From Fox Sports: Once the black game moved indoors and became more organized, the pressure to establish bona fides increases.
If you’re not scoring beaucoup points, if your picture isn’t in the papers, if you don’t have a trophy (right away) then you ain’t the man, and you ain’t nothing.
Being second best in the black community is just as bad as being last. And if a teammate hits nine shots in a row, the black attitude is…’Screw him, Now it’s my turn to get it on.’
If young black players usually cherish untrammeled creativity, white hooplings mostly value team oriented concepts. ‘White basketball means passing the heck out of the ball,’ says Dawkins.
White guys are willing to do something when someone else has the ball–setting picks, boxing out, cutting in to clear a space for a teammate, making the pass that leads to an assist pass.
In white basketball, there is more a sense of dicipline, of running set plays, and only taking wide open shots. If a guy gets hot, he will get the ball until he cools off.
Why is white basketball so structured and team oriented?
‘Because the white culture places more of a premium on winning,’ Dawkins believes, ‘and less on self-indulgent preening and chest beating.’
STEVE SAILER WRITES IN AMERICAN CONSERVATIVE MAGAZINE:
Darryl Dawkins, the former NBA center who called himself “Chocolate Thunder,” has become an insightful minor league coach. “Black basketball is much more individualistic,” he told Charlie Rosen of FoxSports. “With so many other opportunities closed to young black kids, … if somebody makes you look bad with a shake-and-bake move, then you’ve got to come right back at him with something better, something more stylish… It’s all about honor, pride, and establishing yourself as a man.”
Dawkins, whose showboating Philadelphia 76ers lost to Bill Walton’s Portland Trailblazers in an epic 1977 NBA Finals confrontation between the black and white games, now says, “The black game by itself is too chaotic and much too selfish… White culture places more of a premium on winning, and less on self-indulgent preening and chest-beating.”
Arguing that the best teams combine both styles, Dawkins pointed out, “In basketball and in civilian life, freedom without structure winds up being chaotic and destructive.”
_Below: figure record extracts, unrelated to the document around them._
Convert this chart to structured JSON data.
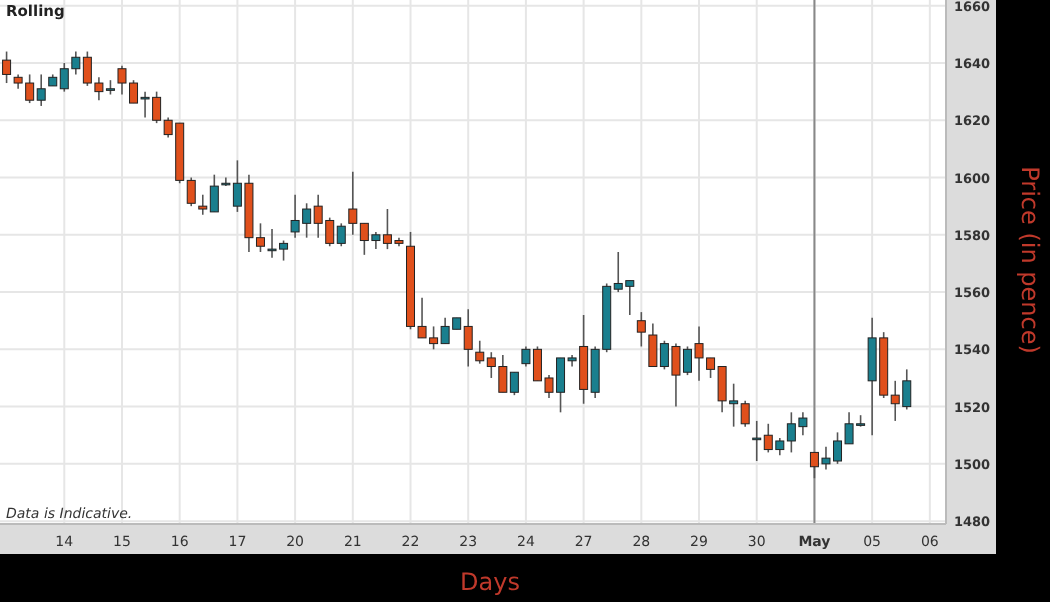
{
  "chart_data": {
    "type": "candlestick",
    "title": "Rolling",
    "xlabel": "Days",
    "ylabel": "Price (in pence)",
    "annotations": [
      "Data is Indicative."
    ],
    "categories": [
      null,
      null,
      null,
      null,
      null,
      "14",
      null,
      null,
      null,
      null,
      "15",
      null,
      null,
      null,
      null,
      "16",
      null,
      null,
      null,
      null,
      "17",
      null,
      null,
      null,
      null,
      "20",
      null,
      null,
      null,
      null,
      "21",
      null,
      null,
      null,
      null,
      "22",
      null,
      null,
      null,
      null,
      "23",
      null,
      null,
      null,
      null,
      "24",
      null,
      null,
      null,
      null,
      "27",
      null,
      null,
      null,
      null,
      "28",
      null,
      null,
      null,
      null,
      "29",
      null,
      null,
      null,
      null,
      "30",
      null,
      null,
      null,
      null,
      "May",
      null,
      null,
      null,
      null,
      "05",
      null,
      null,
      null,
      null,
      "06"
    ],
    "ohlc": [
      [
        1641,
        1644,
        1633,
        1636
      ],
      [
        1635,
        1636,
        1631,
        1633
      ],
      [
        1633,
        1636,
        1626,
        1627
      ],
      [
        1627,
        1636,
        1625,
        1631
      ],
      [
        1632,
        1636,
        1632,
        1635
      ],
      [
        1631,
        1640,
        1630,
        1638
      ],
      [
        1638,
        1644,
        1636,
        1642
      ],
      [
        1642,
        1644,
        1632,
        1633
      ],
      [
        1633,
        1635,
        1627,
        1630
      ],
      [
        1631,
        1634,
        1629,
        1631
      ],
      [
        1638,
        1639,
        1629,
        1633
      ],
      [
        1633,
        1634,
        1626,
        1626
      ],
      [
        1628,
        1630,
        1621,
        1628
      ],
      [
        1628,
        1630,
        1619,
        1620
      ],
      [
        1620,
        1621,
        1614,
        1615
      ],
      [
        1619,
        1619,
        1598,
        1599
      ],
      [
        1599,
        1600,
        1590,
        1591
      ],
      [
        1590,
        1594,
        1587,
        1589
      ],
      [
        1588,
        1601,
        1588,
        1597
      ],
      [
        1598,
        1600,
        1597,
        1598
      ],
      [
        1590,
        1606,
        1588,
        1598
      ],
      [
        1598,
        1601,
        1574,
        1579
      ],
      [
        1579,
        1584,
        1574,
        1576
      ],
      [
        1575,
        1582,
        1572,
        1575
      ],
      [
        1575,
        1578,
        1571,
        1577
      ],
      [
        1581,
        1594,
        1579,
        1585
      ],
      [
        1584,
        1591,
        1579,
        1589
      ],
      [
        1590,
        1594,
        1579,
        1584
      ],
      [
        1585,
        1586,
        1576,
        1577
      ],
      [
        1577,
        1584,
        1576,
        1583
      ],
      [
        1589,
        1602,
        1580,
        1584
      ],
      [
        1584,
        1584,
        1573,
        1578
      ],
      [
        1578,
        1581,
        1575,
        1580
      ],
      [
        1580,
        1589,
        1575,
        1577
      ],
      [
        1578,
        1579,
        1576,
        1577
      ],
      [
        1576,
        1581,
        1547,
        1548
      ],
      [
        1548,
        1558,
        1544,
        1544
      ],
      [
        1544,
        1548,
        1540,
        1542
      ],
      [
        1542,
        1551,
        1542,
        1548
      ],
      [
        1547,
        1551,
        1547,
        1551
      ],
      [
        1548,
        1554,
        1534,
        1540
      ],
      [
        1539,
        1543,
        1535,
        1536
      ],
      [
        1537,
        1539,
        1530,
        1534
      ],
      [
        1534,
        1538,
        1525,
        1525
      ],
      [
        1525,
        1532,
        1524,
        1532
      ],
      [
        1535,
        1541,
        1534,
        1540
      ],
      [
        1540,
        1541,
        1529,
        1529
      ],
      [
        1530,
        1531,
        1523,
        1525
      ],
      [
        1525,
        1537,
        1518,
        1537
      ],
      [
        1536,
        1538,
        1534,
        1537
      ],
      [
        1541,
        1552,
        1521,
        1526
      ],
      [
        1525,
        1541,
        1523,
        1540
      ],
      [
        1540,
        1563,
        1539,
        1562
      ],
      [
        1561,
        1574,
        1560,
        1563
      ],
      [
        1562,
        1564,
        1552,
        1564
      ],
      [
        1550,
        1553,
        1541,
        1546
      ],
      [
        1545,
        1549,
        1534,
        1534
      ],
      [
        1534,
        1543,
        1533,
        1542
      ],
      [
        1541,
        1542,
        1520,
        1531
      ],
      [
        1532,
        1541,
        1531,
        1540
      ],
      [
        1542,
        1548,
        1529,
        1537
      ],
      [
        1537,
        1537,
        1530,
        1533
      ],
      [
        1534,
        1534,
        1518,
        1522
      ],
      [
        1521,
        1528,
        1513,
        1522
      ],
      [
        1521,
        1522,
        1513,
        1514
      ],
      [
        1509,
        1515,
        1501,
        1509
      ],
      [
        1510,
        1514,
        1504,
        1505
      ],
      [
        1505,
        1509,
        1503,
        1508
      ],
      [
        1508,
        1518,
        1504,
        1514
      ],
      [
        1513,
        1518,
        1510,
        1516
      ],
      [
        1504,
        1504,
        1495,
        1499
      ],
      [
        1500,
        1506,
        1498,
        1502
      ],
      [
        1501,
        1511,
        1500,
        1508
      ],
      [
        1507,
        1518,
        1507,
        1514
      ],
      [
        1514,
        1517,
        1513,
        1514
      ],
      [
        1529,
        1551,
        1510,
        1544
      ],
      [
        1544,
        1546,
        1523,
        1524
      ],
      [
        1524,
        1529,
        1515,
        1521
      ],
      [
        1520,
        1533,
        1519,
        1529
      ],
      null,
      null
    ],
    "colors": [
      "#e0501c",
      "#e0501c",
      "#e0501c",
      "#1a7f8e",
      "#1a7f8e",
      "#1a7f8e",
      "#1a7f8e",
      "#e0501c",
      "#e0501c",
      "#1a7f8e",
      "#e0501c",
      "#e0501c",
      "#1a7f8e",
      "#e0501c",
      "#e0501c",
      "#e0501c",
      "#e0501c",
      "#e0501c",
      "#1a7f8e",
      "#1a7f8e",
      "#1a7f8e",
      "#e0501c",
      "#e0501c",
      "#1a7f8e",
      "#1a7f8e",
      "#1a7f8e",
      "#1a7f8e",
      "#e0501c",
      "#e0501c",
      "#1a7f8e",
      "#e0501c",
      "#e0501c",
      "#1a7f8e",
      "#e0501c",
      "#e0501c",
      "#e0501c",
      "#e0501c",
      "#e0501c",
      "#1a7f8e",
      "#1a7f8e",
      "#e0501c",
      "#e0501c",
      "#e0501c",
      "#e0501c",
      "#1a7f8e",
      "#1a7f8e",
      "#e0501c",
      "#e0501c",
      "#1a7f8e",
      "#1a7f8e",
      "#e0501c",
      "#1a7f8e",
      "#1a7f8e",
      "#1a7f8e",
      "#1a7f8e",
      "#e0501c",
      "#e0501c",
      "#1a7f8e",
      "#e0501c",
      "#1a7f8e",
      "#e0501c",
      "#e0501c",
      "#e0501c",
      "#1a7f8e",
      "#e0501c",
      "#1a7f8e",
      "#e0501c",
      "#1a7f8e",
      "#1a7f8e",
      "#1a7f8e",
      "#e0501c",
      "#1a7f8e",
      "#1a7f8e",
      "#1a7f8e",
      "#1a7f8e",
      "#1a7f8e",
      "#e0501c",
      "#e0501c",
      "#1a7f8e",
      null,
      null
    ],
    "ylim": [
      1479,
      1662
    ],
    "yticks": [
      1480,
      1500,
      1520,
      1540,
      1560,
      1580,
      1600,
      1620,
      1640,
      1660
    ],
    "grid": true,
    "ref_lines": [
      {
        "axis": "x",
        "value": "May",
        "color": "#888888"
      }
    ]
  }
}
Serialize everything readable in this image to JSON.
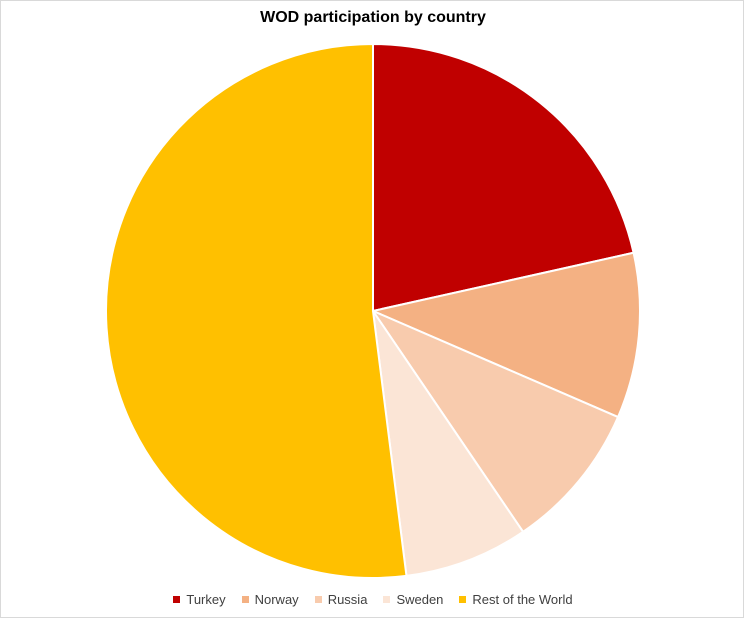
{
  "chart_data": {
    "type": "pie",
    "title": "WOD participation by country",
    "legend_position": "bottom",
    "slices": [
      {
        "label": "Turkey",
        "value": 21.5,
        "color": "#c00000"
      },
      {
        "label": "Norway",
        "value": 10.0,
        "color": "#f4b183"
      },
      {
        "label": "Russia",
        "value": 9.0,
        "color": "#f8cbad"
      },
      {
        "label": "Sweden",
        "value": 7.5,
        "color": "#fbe5d6"
      },
      {
        "label": "Rest of the World",
        "value": 52.0,
        "color": "#ffc000"
      }
    ]
  }
}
In his book, Chocolate Thunder: The Uncensored Life and Time of Darryl Dawkins Dawkins describes the difference between “white basketball” and “black basketball.” According to Dawkins, “white culture places more of a premium on winning” while black culture indulges in too much “self indulgent preening and chest beating.”
“White guys are more willing to do something when somebody else has the ball—setting picks, boxing out, cutting just to clear a space for a teammate, making the pass that leads to an assist. In white basketball, there’s more of a sense of discipline, of running set plays and only taking wide open shots.”